We can't find the internet
Attempting to reconnect
Something went wrong!
Hang in there while we get back on track
Ara Pulido – Kubernetes at Datadog Scale
Datadog's journey to scale Kubernetes to over 1,000 nodes across multiple clouds, including their approach to networking, policy enforcement, and developer experience.
- Datadog has over a thousand nodes per cluster, using multiple clouds.
- They started migrating to Kubernetes, initially using IPv6 and Selium for networking.
- They chose Selium over Istio for host-to-host encryption due to its simplicity and flexibility.
- Datadog’s engineers contributed to Selium, making it a more reliable choice.
- They implemented vertical pod scaler to reduce nodes and save costs.
- Direct port routing was chosen over IPVS or IP tables for pod networking.
- They used Rego code for policy enforcement with gatekeeper, allowing them to validate and mutate requests.
- Datadog’s approach to policy enforcement is to expose as much Kubernetes as possible to developers.
- They prioritize developer experience, using APIs to make Kubernetes more accessible.
- They believe in the importance of extending Kubernetes through custom resource definitions.
- Datadog uses Kubernetes as a platform to build its platform, focusing on simplicity and extensibility.
- They are committed to making Kubernetes API-driven, using APIs to enable automation tools.

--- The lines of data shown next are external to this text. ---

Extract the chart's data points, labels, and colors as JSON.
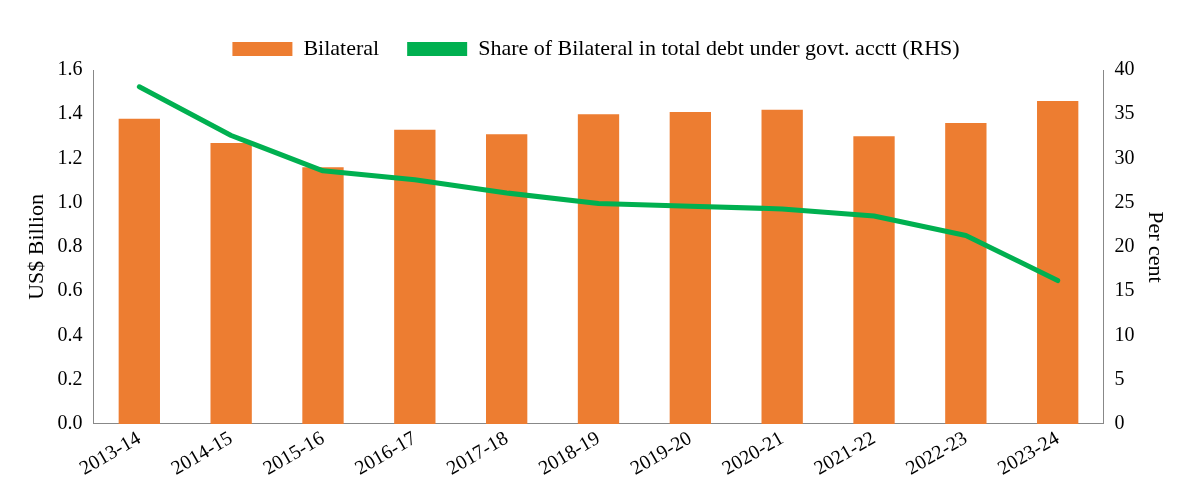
{
  "chart_data": {
    "type": "bar",
    "ylabel": "US$ Billion",
    "y2label": "Per cent",
    "categories": [
      "2013-14",
      "2014-15",
      "2015-16",
      "2016-17",
      "2017-18",
      "2018-19",
      "2019-20",
      "2020-21",
      "2021-22",
      "2022-23",
      "2023-24"
    ],
    "series": [
      {
        "name": "Bilateral",
        "color": "#ed7d31",
        "values": [
          1.38,
          1.27,
          1.16,
          1.33,
          1.31,
          1.4,
          1.41,
          1.42,
          1.3,
          1.36,
          1.46
        ]
      },
      {
        "name": "Share of Bilateral in total debt under govt. acctt (RHS)",
        "type": "line",
        "axis": "y2",
        "color": "#00b050",
        "values": [
          38.1,
          32.6,
          28.6,
          27.6,
          26.1,
          24.9,
          24.6,
          24.3,
          23.5,
          21.3,
          16.2
        ]
      }
    ],
    "ylim": [
      0,
      1.6
    ],
    "yticks": [
      {
        "value": 0,
        "label": "0.0"
      },
      {
        "value": 0.2,
        "label": "0.2"
      },
      {
        "value": 0.4,
        "label": "0.4"
      },
      {
        "value": 0.6,
        "label": "0.6"
      },
      {
        "value": 0.8,
        "label": "0.8"
      },
      {
        "value": 1,
        "label": "1.0"
      },
      {
        "value": 1.2,
        "label": "1.2"
      },
      {
        "value": 1.4,
        "label": "1.4"
      },
      {
        "value": 1.6,
        "label": "1.6"
      }
    ],
    "y2lim": [
      0,
      40
    ],
    "y2ticks": [
      0,
      5,
      10,
      15,
      20,
      25,
      30,
      35,
      40
    ],
    "legend": "top",
    "grid": false,
    "marker": "none",
    "line_style": "solid"
  }
}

- Gatekeeper is a super easy-to-use policy enforcement tool, making it suitable for new users.
- Datadog’s journey with Kubernetes has been a six-year-long process of learning and adaptation.
- They emphasize the importance of understanding Kubernetes internals to build a scalable and maintainable system.
- Datadog’s success with Kubernetes is attributed to its adoption of managed Kubernetes, as well as its own engineering efforts.
- They are hiring engineers who are experienced in Kubernetes and container networking.